Sunday, August 17, 2008

On output sharpening

Lightroom 2.0 includes new output sharpening facilities in the export dialog, the print module and the web output module. These are extremely useful. The functionality is to correct for softness induced by the scaling for output and for the softness of the output medium such as a screen or a printing process. Here I'll talk about the use for output images for the web, email, etc. I used the export dialog scaled to 600 points for the long dimension and selected different levels of "screen" sharpening. Here is an example of a waterfall image. See (and buy prints of ;-) )the real image here. You can switch between different output sharpening levels by hovering over the names on top.


unsharpened

low sharpening

standard sharpening

high sharpening



To me, the difference between no sharpening and even just low sharpening is night and day. In the lychen details on the wet rocks for example. You wouldn't notice probably if you just have two images in different contexts, but you would probably thin-slice prefer the slightly sharpened one. The high sharpening is still very good in my opinion and works well for this image.
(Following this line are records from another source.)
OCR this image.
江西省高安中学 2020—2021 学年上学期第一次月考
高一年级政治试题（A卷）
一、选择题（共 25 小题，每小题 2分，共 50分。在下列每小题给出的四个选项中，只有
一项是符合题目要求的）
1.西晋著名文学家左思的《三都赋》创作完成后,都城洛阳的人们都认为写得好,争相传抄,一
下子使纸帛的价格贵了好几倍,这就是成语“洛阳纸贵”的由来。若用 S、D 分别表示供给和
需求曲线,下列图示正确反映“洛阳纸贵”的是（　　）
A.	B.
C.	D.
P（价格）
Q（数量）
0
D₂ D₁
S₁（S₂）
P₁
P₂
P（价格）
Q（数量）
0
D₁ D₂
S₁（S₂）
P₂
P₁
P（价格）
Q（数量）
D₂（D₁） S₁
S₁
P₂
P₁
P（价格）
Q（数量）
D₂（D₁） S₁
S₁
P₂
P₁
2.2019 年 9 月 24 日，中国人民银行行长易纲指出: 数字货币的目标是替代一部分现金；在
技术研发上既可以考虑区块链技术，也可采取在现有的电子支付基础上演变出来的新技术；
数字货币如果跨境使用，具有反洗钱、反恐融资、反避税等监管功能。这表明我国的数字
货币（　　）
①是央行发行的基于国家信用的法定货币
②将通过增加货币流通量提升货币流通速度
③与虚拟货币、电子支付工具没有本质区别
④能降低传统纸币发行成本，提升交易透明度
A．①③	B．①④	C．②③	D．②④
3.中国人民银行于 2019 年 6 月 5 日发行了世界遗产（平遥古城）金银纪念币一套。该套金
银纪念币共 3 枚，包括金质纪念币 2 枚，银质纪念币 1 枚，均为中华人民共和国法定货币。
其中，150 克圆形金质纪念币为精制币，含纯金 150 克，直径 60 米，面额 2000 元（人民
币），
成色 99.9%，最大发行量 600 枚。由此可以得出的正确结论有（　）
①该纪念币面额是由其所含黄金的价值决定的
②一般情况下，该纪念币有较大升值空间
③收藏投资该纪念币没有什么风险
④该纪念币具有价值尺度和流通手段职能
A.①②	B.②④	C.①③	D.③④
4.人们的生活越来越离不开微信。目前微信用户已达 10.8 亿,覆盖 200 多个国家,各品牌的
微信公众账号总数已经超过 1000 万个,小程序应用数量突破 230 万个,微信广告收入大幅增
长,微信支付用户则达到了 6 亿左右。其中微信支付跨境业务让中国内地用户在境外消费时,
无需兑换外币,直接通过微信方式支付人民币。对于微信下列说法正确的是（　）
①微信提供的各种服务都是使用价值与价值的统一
Here an another example of a cliché truck. This image has lots of sharp detail and you'll see that going to high has a different effect than on the waterfall image.

unsharpened
low sharpening

standard sharpening

high sharpening



Notice the extraordinary amount of extra detail that is pulled out in the hood area by the sharpening. This time, I think high is over the top and the best is probably low or standard. This is quite generally true for images that have man-made structures that have very sharp transitions. In general I have found that using standard gives very good results for most images, but of course this all depends on your taste.